Wilayah kerajaan Barrau masa
itu sangat luas dari Tanjung Mangkalihat diselatan sampai dengan Kinabatangan
Malaysia Timur, Bulungan dibawah kerajaan Barrau sampai dengan akhir tahun
seribu tujuh ratusan. Kerajan Bulungan memisahkan diri pada saat terjadinya
perpecahan kerajaan Barrau. Dengan luasnya wilayah daratan, dan luas laut serta
panjangnya pantai Kerajaan Barrau harus berkerja keras untuk menjaga keamanan
pantai dan lautnya. Kerajaan membangun pasukan laut yang kuat untuk menjaga
keamanan pedagang yang datang dan pergi. Perahu dan kapal yang banyak datang
kekerajaan Barrau adalah pedagang dari Sulawesi (Bugis), Solok dan Brunai.
Hasil hutan seperti getah kalapiai, damar, lilin madu, cula badak, rotan,
sirap, gaharu diangkut ke Sulawesi, Filipina, dan Brunai, dari sana baru
diangkut ke jazirah Arab, Cina dan Eropah.
Setelah memerintah selama tiga
puluh dua tahun, pemerintahan dilanjutkan oleh putra Adji Soerja Natakasoema,
yaitu Adji Nikulam, dilanjutkan oleh Adji Nikutak, Adji Nigindang, Adji Panjang
Ruma, Adji Toemangoeng Barani, Adji Dilayas, Adji Pangiran Toea, Adji Pangiran
Dipati, Sultan Muhammad Hasanuddin, Sultan Amiril Mukminin, Sultan Muhammad Zainal
Abidin, kemudian kerajaan Barrau terbagi dua menjadi Kerajaan Sambaliung dan
Kerajaan Gunung Tabbur. Kerajaan Sambaliung di pimpin oleh Raja Alam sedangkan
Kerajaan Gunung Tabbur dipimpin oleh Sultan Muhammad Badaruddin.

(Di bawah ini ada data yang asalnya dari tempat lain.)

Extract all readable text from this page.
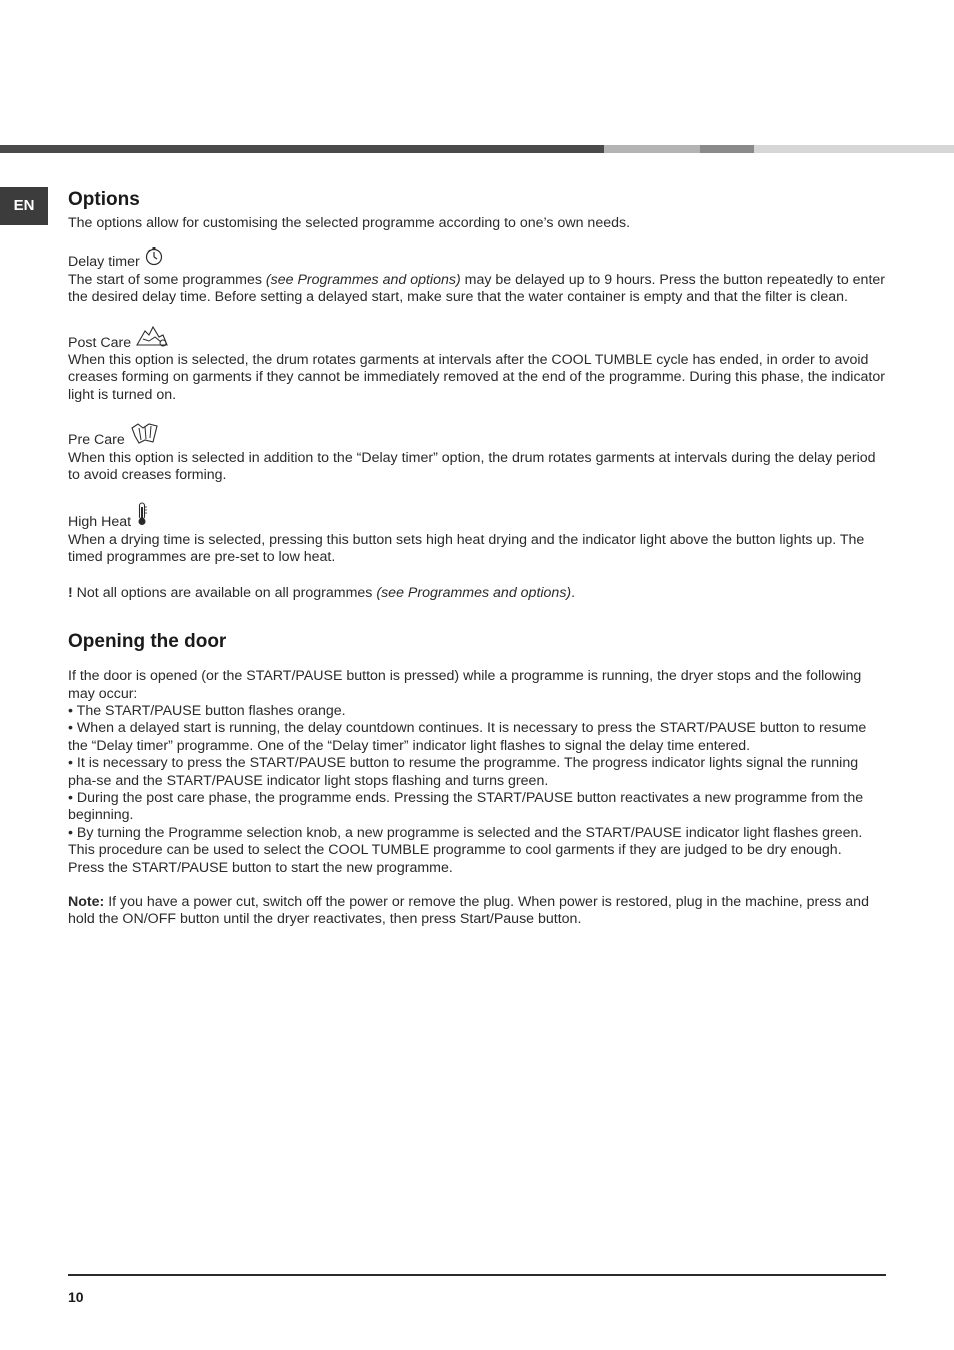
EN	Options

The options allow for customising the selected programme according to one’s own needs.

Delay timer

The start of some programmes (see Programmes and options) may be delayed up to 9 hours. Press the button repeatedly to enter the desired delay time. Before setting a delayed start, make sure that the water container is empty and that the filter is clean.

Post Care

When this option is selected, the drum rotates garments at intervals after the COOL TUMBLE cycle has ended, in order to avoid creases forming on garments if they cannot be immediately removed at the end of the programme. During this phase, the indicator light is turned on.

Pre Care

When this option is selected in addition to the “Delay timer” option, the drum rotates garments at intervals during the delay period to avoid creases forming.

High Heat

When a drying time is selected, pressing this button sets high heat drying and the indicator light above the button lights up. The timed programmes are pre-set to low heat.

! Not all options are available on all programmes (see Programmes and options).

Opening the door

If the door is opened (or the START/PAUSE button is pressed) while a programme is running, the dryer stops and the following may occur:

• The START/PAUSE button flashes orange.

• When a delayed start is running, the delay countdown continues. It is necessary to press the START/PAUSE button to resume the “Delay timer” programme. One of the “Delay timer” indicator light flashes to signal the delay time entered.

• It is necessary to press the START/PAUSE button to resume the programme. The progress indicator lights signal the running pha-se and the START/PAUSE indicator light stops flashing and turns green.

• During the post care phase, the programme ends. Pressing the START/PAUSE button reactivates a new programme from the beginning.

• By turning the Programme selection knob, a new programme is selected and the START/PAUSE indicator light flashes green. This procedure can be used to select the COOL TUMBLE programme to cool garments if they are judged to be dry enough.

Press the START/PAUSE button to start the new programme.

Note: If you have a power cut, switch off the power or remove the plug. When power is restored, plug in the machine, press and hold the ON/OFF button until the dryer reactivates, then press Start/Pause button.

10
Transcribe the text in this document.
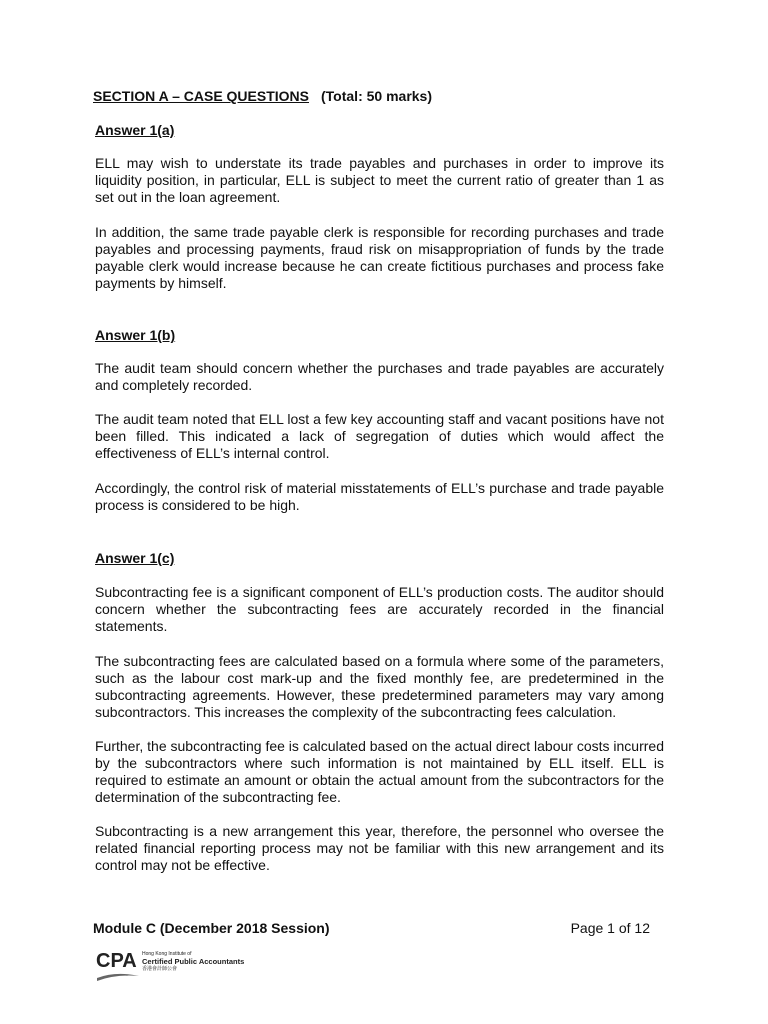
SECTION A – CASE QUESTIONS (Total: 50 marks)
Answer 1(a)
ELL may wish to understate its trade payables and purchases in order to improve its liquidity position, in particular, ELL is subject to meet the current ratio of greater than 1 as set out in the loan agreement.
In addition, the same trade payable clerk is responsible for recording purchases and trade payables and processing payments, fraud risk on misappropriation of funds by the trade payable clerk would increase because he can create fictitious purchases and process fake payments by himself.
Answer 1(b)
The audit team should concern whether the purchases and trade payables are accurately and completely recorded.
The audit team noted that ELL lost a few key accounting staff and vacant positions have not been filled. This indicated a lack of segregation of duties which would affect the effectiveness of ELL’s internal control.
Accordingly, the control risk of material misstatements of ELL’s purchase and trade payable process is considered to be high.
Answer 1(c)
Subcontracting fee is a significant component of ELL’s production costs. The auditor should concern whether the subcontracting fees are accurately recorded in the financial statements.
The subcontracting fees are calculated based on a formula where some of the parameters, such as the labour cost mark-up and the fixed monthly fee, are predetermined in the subcontracting agreements. However, these predetermined parameters may vary among subcontractors. This increases the complexity of the subcontracting fees calculation.
Further, the subcontracting fee is calculated based on the actual direct labour costs incurred by the subcontractors where such information is not maintained by ELL itself. ELL is required to estimate an amount or obtain the actual amount from the subcontractors for the determination of the subcontracting fee.
Subcontracting is a new arrangement this year, therefore, the personnel who oversee the related financial reporting process may not be familiar with this new arrangement and its control may not be effective.
Module C (December 2018 Session)	Page 1 of 12
CPA Hong Kong Institute of
Certified Public Accountants
香港會計師公會
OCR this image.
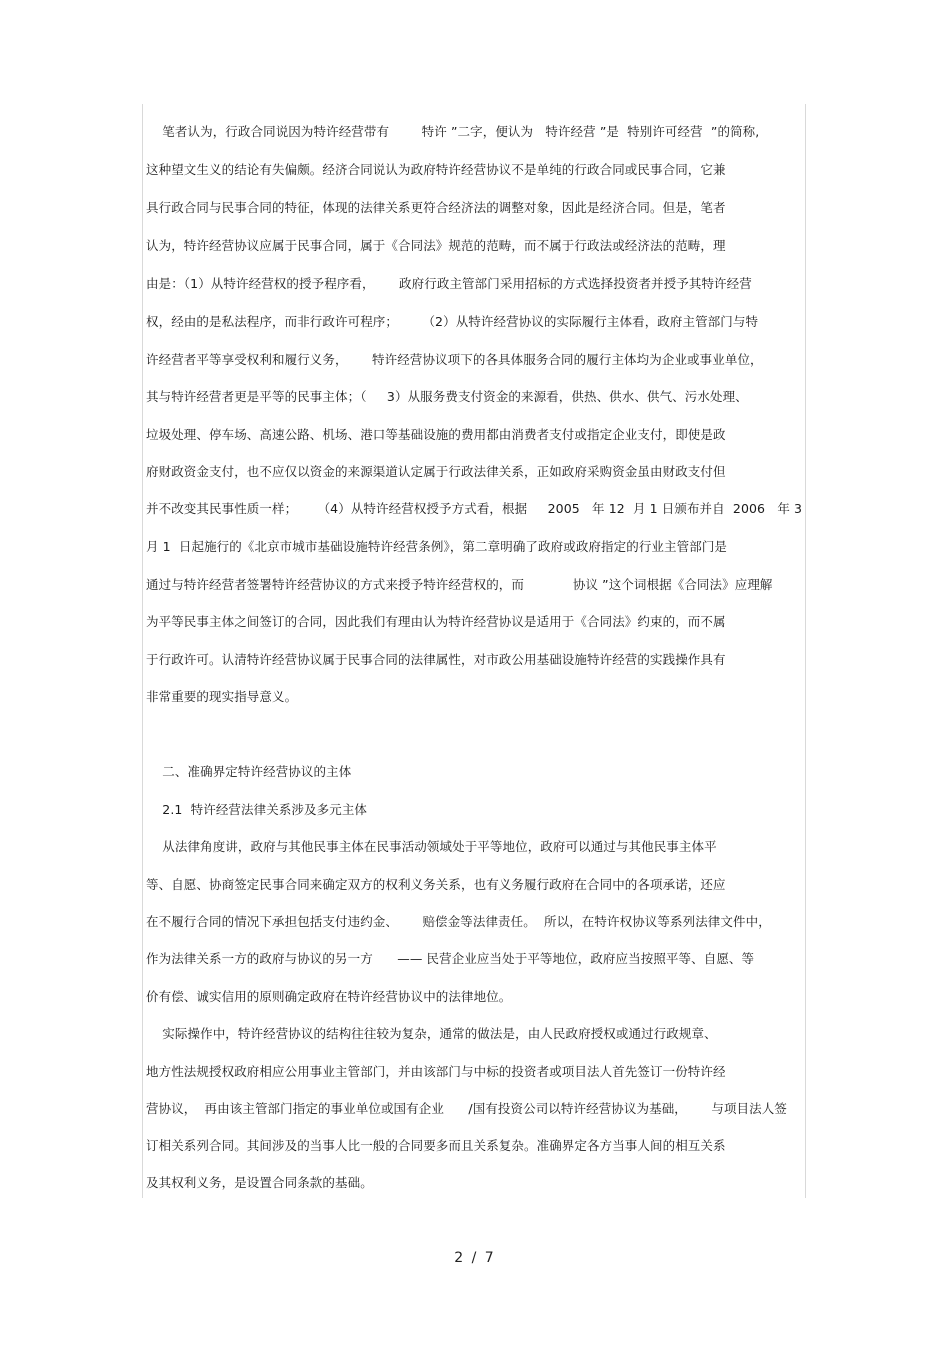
笔者认为，行政合同说因为特许经营带有        特许 ”二字，便认为   特许经营 ”是  特别许可经营  ”的简称,
这种望文生义的结论有失偏颇。经济合同说认为政府特许经营协议不是单纯的行政合同或民事合同，它兼
具行政合同与民事合同的特征，体现的法律关系更符合经济法的调整对象，因此是经济合同。但是，笔者
认为，特许经营协议应属于民事合同，属于《合同法》规范的范畴，而不属于行政法或经济法的范畴，理
由是：（1）从特许经营权的授予程序看，      政府行政主管部门采用招标的方式选择投资者并授予其特许经营
权，经由的是私法程序，而非行政许可程序；      （2）从特许经营协议的实际履行主体看，政府主管部门与特
许经营者平等享受权利和履行义务，      特许经营协议项下的各具体服务合同的履行主体均为企业或事业单位，
其与特许经营者更是平等的民事主体；（     3）从服务费支付资金的来源看，供热、供水、供气、污水处理、
垃圾处理、停车场、高速公路、机场、港口等基础设施的费用都由消费者支付或指定企业支付，即使是政
府财政资金支付，也不应仅以资金的来源渠道认定属于行政法律关系，正如政府采购资金虽由财政支付但
并不改变其民事性质一样；     （4）从特许经营权授予方式看，根据     2005   年 12  月 1 日颁布并自  2006   年 3
月 1  日起施行的《北京市城市基础设施特许经营条例》，第二章明确了政府或政府指定的行业主管部门是
通过与特许经营者签署特许经营协议的方式来授予特许经营权的，而            协议 ”这个词根据《合同法》应理解
为平等民事主体之间签订的合同，因此我们有理由认为特许经营协议是适用于《合同法》约束的，而不属
于行政许可。认清特许经营协议属于民事合同的法律属性，对市政公用基础设施特许经营的实践操作具有
非常重要的现实指导意义。
二、准确界定特许经营协议的主体
2.1  特许经营法律关系涉及多元主体
从法律角度讲，政府与其他民事主体在民事活动领域处于平等地位，政府可以通过与其他民事主体平
等、自愿、协商签定民事合同来确定双方的权利义务关系，也有义务履行政府在合同中的各项承诺，还应
在不履行合同的情况下承担包括支付违约金、      赔偿金等法律责任。  所以，在特许权协议等系列法律文件中，
作为法律关系一方的政府与协议的另一方      —— 民营企业应当处于平等地位，政府应当按照平等、自愿、等
价有偿、诚实信用的原则确定政府在特许经营协议中的法律地位。
实际操作中，特许经营协议的结构往往较为复杂，通常的做法是，由人民政府授权或通过行政规章、
地方性法规授权政府相应公用事业主管部门，并由该部门与中标的投资者或项目法人首先签订一份特许经
营协议，  再由该主管部门指定的事业单位或国有企业      /国有投资公司以特许经营协议为基础，      与项目法人签
订相关系列合同。其间涉及的当事人比一般的合同要多而且关系复杂。准确界定各方当事人间的相互关系
及其权利义务，是设置合同条款的基础。
2 / 7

Pemerintahan Kerajaan atau kesultanan sejak tahun
1400 sampai dengan tahun 1959, sejak tahun 1959 sepenuhnya menjadi wilayah
Republik Indonesia diangkat seorang Bupati sebagai pemimpin kepala daerah
Kabupaten Berau membawahi empat kecamatan yaitu kecamatan Tanjung Raddab,
Kecamatan Gunung Tabbur, Kecamatan Sambaliung dan Kecamatan Talisayan.
2.
RAJA ALAM MEMISAHKAN DIRI
Raja pertama Berau Aji Surya Natakusuma menyatukan tujuh
Banua dan Rantau menjadi satu kerajaan, kemudian raja-raja selanjutnya
mempertahankan wilayah kekuasaan sekaligus meluaskan wilayah kerajaan sampai
Kinabatangan Malaysia Timur diwilayah utara, sedangkan keselatan berbatasan
dengan kerajaan Kutai di Tanjung Mangkalihat. Wilayah yang sangat luas itu
bertahan sampai akhir tahun seribu tujuh ratus-an. Pada tahun seribu delapan
ratusan kerajaan Bulungan memisahkan diri dari kerajaan Berau.
Raja ke Sembilan
Aji Dilayas mempunyai permaisuri dua orang, permaisuri pertama mempunyai
seorang putra si Amir namanya bergelar Aji Pangiran Tua. Permaisuri pertama
wafat, Aji Dilayas menikah lagi dengan Ratu Agung. Perkawinan yang kedua
melahirkan seorang putra pula, Hasan namanya diberi gelar Aji Pangiran Dipati. Kedua
putranya yang gagah rupawan itu sangat disayangi oleh Aji Dilayas. Ratu Agung,
permaisuri kedua Aji Dilayas juga sayang pada Pangiran Tua. Kasih sayang yang
ia berikan tidak berbeda dengan putranya sendiri Hasan. Ratu Agung tidak
mungkin menyia-nyiakan si Amir, pertama si Amir adalah putra Raja Berau,
yang kedua si Amir telah menjadi yatim sejak masih bayi, yang ketiga
memang menjadi kewajibannya untuk merawat dan memelihara si Amir, karena alasan
itulah Aji Dilayas memilihnya sebagai wanita terbaik untuk pendampingnya di
kerajaan berau. Ratu Agung paham benar kedua anak itu adalah calon pengganti
raja dikemudian hari. Walaupun selalu muncul rasa khawatir didalam hati,
apabila Aji Pangiran Tua menjadi raja maka sebagai penggantinya nanti bukanlah
Aji Pangiran Dipati adiknya, tetapi putra Aji Pangiran Tua sendiri. Kalau
demikian adanya maka kesempatan anak kandungnya Hasan untuk menjadi raja telah
sirna jauh dari harapan. Hal ikhwal pikirannya itu sering ia sampaikan kepada
putranya Hasan yang sudah beranjak dewasa, sering ia sampaikan kepada sanak
keluarganya yang selalu mendapinginya dengan setia.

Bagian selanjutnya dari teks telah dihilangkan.